Homeland's Kelly says no 'big deal' if Kushner tried back-channel network with Russia, as WH fights back

Joseph Weber

Homeland Security Secretary John Kelly said Sunday it's not a "big deal" if White House adviser Jared Kushner indeed tried during the 2016 elections to set up back-channel communications with the Kremlin -- as the White House this weekend fought back against the growing Russia collusion story.

“Any channel of communication back or otherwise is a good thing,” Kelly told “Fox News Sunday.” “It doesn’t bother me.”

The White House was essentially quiet when news broke last week, while President Trump was overseas, that Kushner was part of a federal investigation into Trump's inner circle allegedly colluding with Russia during the elections.
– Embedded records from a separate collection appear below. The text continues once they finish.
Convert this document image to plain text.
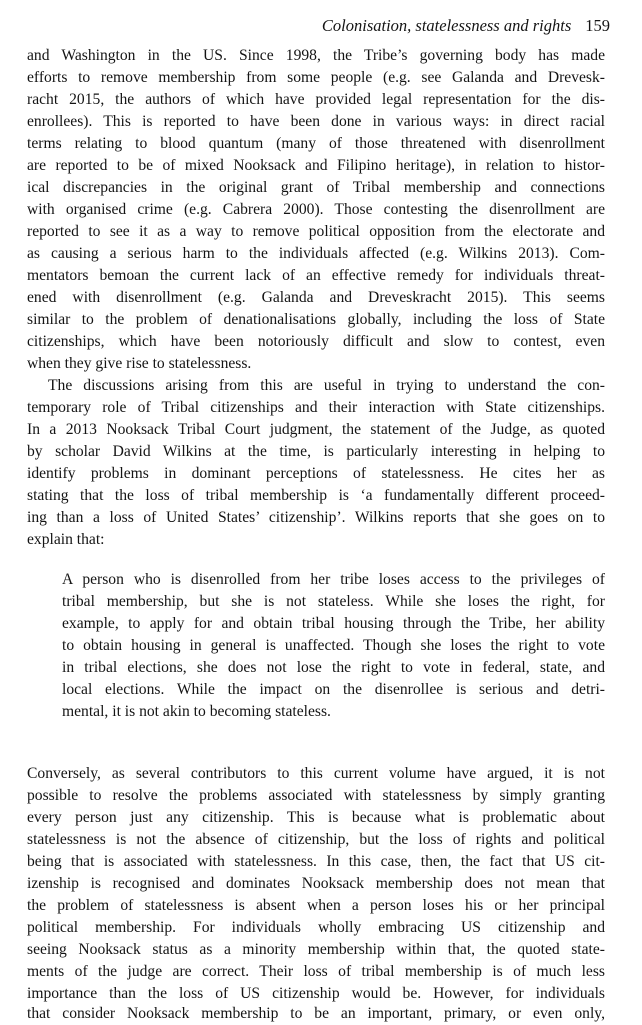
Colonisation, statelessness and rights 159
and Washington in the US. Since 1998, the Tribe’s governing body has made
efforts to remove membership from some people (e.g. see Galanda and Drevesk-
racht 2015, the authors of which have provided legal representation for the dis-
enrollees). This is reported to have been done in various ways: in direct racial
terms relating to blood quantum (many of those threatened with disenrollment
are reported to be of mixed Nooksack and Filipino heritage), in relation to histor-
ical discrepancies in the original grant of Tribal membership and connections
with organised crime (e.g. Cabrera 2000). Those contesting the disenrollment are
reported to see it as a way to remove political opposition from the electorate and
as causing a serious harm to the individuals affected (e.g. Wilkins 2013). Com-
mentators bemoan the current lack of an effective remedy for individuals threat-
ened with disenrollment (e.g. Galanda and Dreveskracht 2015). This seems
similar to the problem of denationalisations globally, including the loss of State
citizenships, which have been notoriously difficult and slow to contest, even
when they give rise to statelessness.
The discussions arising from this are useful in trying to understand the con-
temporary role of Tribal citizenships and their interaction with State citizenships.
In a 2013 Nooksack Tribal Court judgment, the statement of the Judge, as quoted
by scholar David Wilkins at the time, is particularly interesting in helping to
identify problems in dominant perceptions of statelessness. He cites her as
stating that the loss of tribal membership is ‘a fundamentally different proceed-
ing than a loss of United States’ citizenship’. Wilkins reports that she goes on to
explain that:
A person who is disenrolled from her tribe loses access to the privileges of
tribal membership, but she is not stateless. While she loses the right, for
example, to apply for and obtain tribal housing through the Tribe, her ability
to obtain housing in general is unaffected. Though she loses the right to vote
in tribal elections, she does not lose the right to vote in federal, state, and
local elections. While the impact on the disenrollee is serious and detri-
mental, it is not akin to becoming stateless.
Conversely, as several contributors to this current volume have argued, it is not
possible to resolve the problems associated with statelessness by simply granting
every person just any citizenship. This is because what is problematic about
statelessness is not the absence of citizenship, but the loss of rights and political
being that is associated with statelessness. In this case, then, the fact that US cit-
izenship is recognised and dominates Nooksack membership does not mean that
the problem of statelessness is absent when a person loses his or her principal
political membership. For individuals wholly embracing US citizenship and
seeing Nooksack status as a minority membership within that, the quoted state-
ments of the judge are correct. Their loss of tribal membership is of much less
importance than the loss of US citizenship would be. However, for individuals
that consider Nooksack membership to be an important, primary, or even only,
However, at a press conference in Italy on Saturday, the final day of Trump's nine-day trip, National Security Adviser H.R. McMaster acknowledged that the United States indeed has back-channel communications with a number of countries that allow officials to “communicate in a discreet manner."

Earlier Sunday, Trump tweeted three times about “fake news” and anonymous sources, amid the growing Russia story that last week also includes a report, based on unnamed sources, that Kushner, who is married to Trump’s daughter Ivanka, had two previously undisclosed conversations with Russian Ambassador Sergey Kislyak before Trump took over the White House.

“Whenever you see the words 'sources say' in the fake news media, and they don't mention names ... it is very possible that those sources don't exsist [sic] but are made up by fake news writers. #FakeNews is the enemy!," Trump said over two tweets.

Kushner’s lawyer has said his client is willing to talk to federal and congressional investigators about the matter.

Kelly on Sunday also told Fox News that information gleaned off such a channel would have went into the White House as a “data point.”

“I don’t see it as a big deal,” he said. “I don’t see an issue here."

Kelly also on Sunday declined to say whether he will, in fact, ban laptops on all International flights in and out of the United States.

“I might,” said Kelly, acknowledging that terrorists are “obsessed with knocking down a U.S. flight.”